11 novembre 2015

Recensione: "Revival" di Stephan King



Più di cinquant'anni fa, in una placida cittadina del New England, un'ombra si allunga sui giochi di un bambino di sei anni. Quando il piccolo Jamie alza lo sguardo, sopra di lui si staglia la figura rassicurante del nuovo reverendo, appena arrivato per dare linfa alla vita spirituale della congregazione. Intelligente, giovane e simpatico, Charles Jacobs conquista la fiducia dei suoi parrocchiani e l'amicizia incondizionata del bambino: per lui il pastore è un eroe, soprattutto dopo che gli ha "salvato" il fratello con una delle sue strepitose invenzioni elettriche. Ma l'idillio dura solo tre anni: la tragedia si abbatte come un fulmine su Jacobs, tutto il suo mondo è ridotto in cenere e a lui rimane solo l'urlo disperato contro il Dio che lo ha tradito. E il bando dal piccolo Eden che credeva di avere trovato. Trent'anni dopo, quando Jamie avrà attraversato l'America in compagnia dell'inseparabile chitarra che l'ha reso famoso, e dei demoni artificiali che ha incontrato lungo il cammino, l'ombra di Charles Jacobs lo avvolgerà ancora: questa volta per suggellare un patto terribile e definitivo. "Revival" è il racconto di due vite, quella che King ha vissuto e quella che avrebbe potuto vivere, attraverso due personaggi formidabili per potenza e fragilità, due uomini ai quali accade di incontrare il demonio e di affondare nel suo cuore di tenebra.







"Revival" di Stephen King è la storia di due vite parallele, una senza uno scopo apparente, quella di Jamie Morton, chitarrista e tossicodipendente, e una che ne ha uno solo, terribile e ossessivo, dal giorno in cui un incidente stradale gli porta via la sua famiglia. Il reverendo Charles Jacobs si presenta all'inizio come un giovane sacerdote ricco di iniziative, che arriva in una piccola città del Maine conquistando ragazzi e adulti. La morte della giovane moglie e del figlio gli porta via la fede e la stima dei suoi parrocchiani.

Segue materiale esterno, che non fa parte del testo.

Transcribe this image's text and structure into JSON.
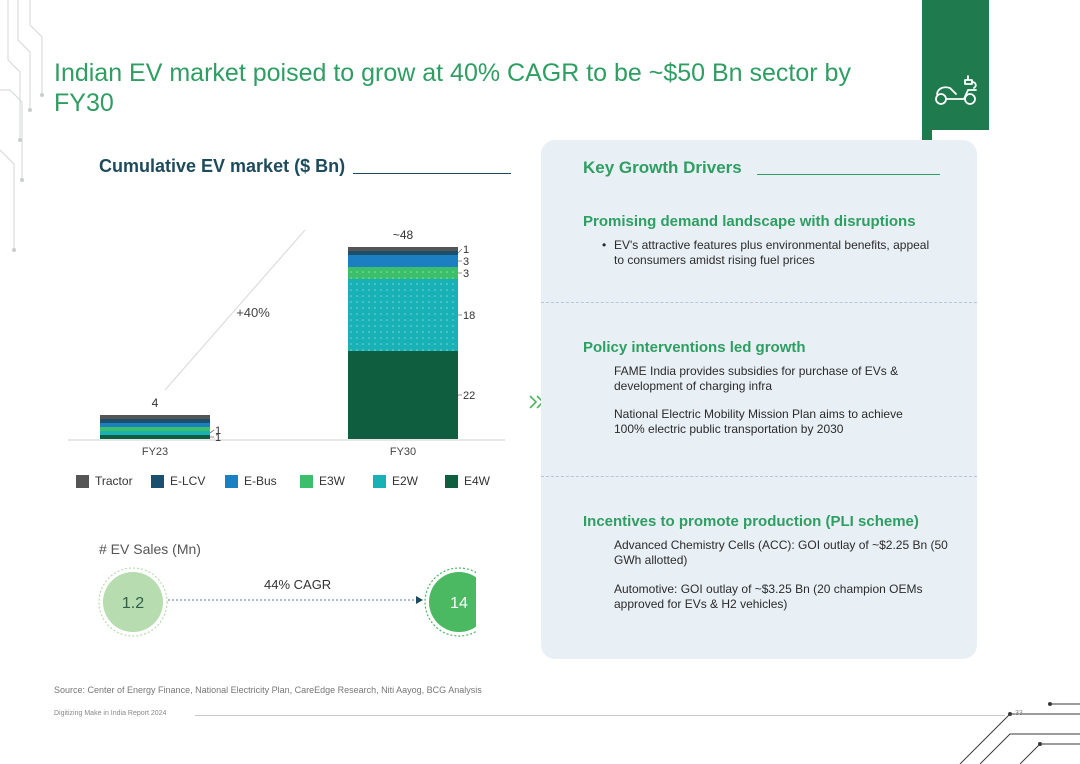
{
  "title": "Indian EV market poised to grow at 40% CAGR to be ~$50 Bn sector by FY30",
  "chart_heading": "Cumulative EV market ($ Bn)",
  "colors": {
    "accent": "#2e9e62",
    "brand_dark": "#1f7a4d",
    "heading_dark": "#1e4b5c",
    "panel_bg": "#e8eff5",
    "circle_light": "#b7dcb0",
    "circle_dark": "#4bb862"
  },
  "chart_data": {
    "type": "bar",
    "stacked": true,
    "title": "Cumulative EV market ($ Bn)",
    "xlabel": "",
    "ylabel": "$ Bn",
    "ylim": [
      0,
      48
    ],
    "categories": [
      "FY23",
      "FY30"
    ],
    "totals": [
      "4",
      "~48"
    ],
    "growth_annotation": "+40%",
    "series": [
      {
        "name": "E4W",
        "color": "#0f5e3f",
        "values": [
          1,
          22
        ],
        "labels": [
          "1",
          "22"
        ]
      },
      {
        "name": "E2W",
        "color": "#18b1b5",
        "values": [
          1,
          18
        ],
        "labels": [
          "1",
          "18"
        ]
      },
      {
        "name": "E3W",
        "color": "#3cbf6a",
        "values": [
          1,
          3
        ],
        "labels": [
          "",
          "3"
        ]
      },
      {
        "name": "E-Bus",
        "color": "#1c7fc2",
        "values": [
          0.5,
          3
        ],
        "labels": [
          "",
          "3"
        ]
      },
      {
        "name": "E-LCV",
        "color": "#1a4f6e",
        "values": [
          0.3,
          1
        ],
        "labels": [
          "",
          "1"
        ]
      },
      {
        "name": "Tractor",
        "color": "#555555",
        "values": [
          0.2,
          1
        ],
        "labels": [
          "",
          ""
        ]
      }
    ],
    "legend_order": [
      "Tractor",
      "E-LCV",
      "E-Bus",
      "E3W",
      "E2W",
      "E4W"
    ]
  },
  "ev_sales": {
    "label": "# EV Sales (Mn)",
    "fy23_value": "1.2",
    "fy30_value": "14",
    "cagr_label": "44% CAGR"
  },
  "drivers": {
    "heading": "Key Growth Drivers",
    "items": [
      {
        "title": "Promising demand landscape with disruptions",
        "points": [
          "EV's attractive features plus environmental benefits, appeal to consumers amidst rising fuel prices"
        ]
      },
      {
        "title": "Policy interventions led growth",
        "points": [
          "FAME India provides subsidies for purchase of EVs & development of charging infra",
          "National Electric Mobility Mission Plan aims to achieve 100% electric public transportation by 2030"
        ]
      },
      {
        "title": "Incentives to promote production (PLI scheme)",
        "points": [
          "Advanced Chemistry Cells (ACC): GOI outlay of ~$2.25 Bn (50 GWh allotted)",
          "Automotive: GOI outlay of ~$3.25 Bn (20 champion OEMs approved for EVs & H2 vehicles)"
        ]
      }
    ]
  },
  "source": "Source: Center of Energy Finance, National Electricity Plan, CareEdge Research, Niti Aayog, BCG Analysis",
  "footer": {
    "report": "Digitizing Make in India Report 2024",
    "page": "33"
  }
}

Ma la sua vita tornerà a intrecciarsi più volte con quella di Jamie, prima in una fiera di paese, poi in un tendone dove l'ex sacerdote opera guarigioni miracolose che però lasciano strascichi inquietanti, fino al finale apocalittico in un altopiano battuto dalla pioggia e solcato dai fulmini.

"Home is where they want you to stay longer"

In questo libro la presenza di HP Lovecraft, il visionario di Providence padre di molta della letteratura horror, fantastica e fantascientifica dei nostri tempi, si sente fin dall'epigrafe iniziale, ma diventa lampante là dove Charles Jacobs comincia a indicare la fonte delle sue ricerche alchemiche in libri perduti dell'antichità. Chi conosce King sa quanto questo riferimento al mondo di Lovecraft sia costante nelle sue opere, anche se in On Writing non manca di rilevare come il suo non sia certo un modello di prosa da imitare. L'originalità di questo romanzo è, come nel migliore Stephen King, nel radicamento con una realtà che è già abbastanza orribile, nel modo in cui la mania di Charles Jacobs intercetta le manie delle folle, le ossessioni del secolo: il bisogno di evasione, la droga, la religione come soluzione di tutti i problemi e come fruttuoso business. Così, le conclusioni dell'autore sui segreti dell'universo sono, se possibile, ancora più pessimistiche e prive di speranza di quelle di Lovecraft.




A coronare la trama avvincente, uno stile come sempre ricco e godibile, anche se con questo romanzo King non arriva al funambolismo creativo di opere come (tanto per fare due esempi) Dreamcatcher o Duma Key.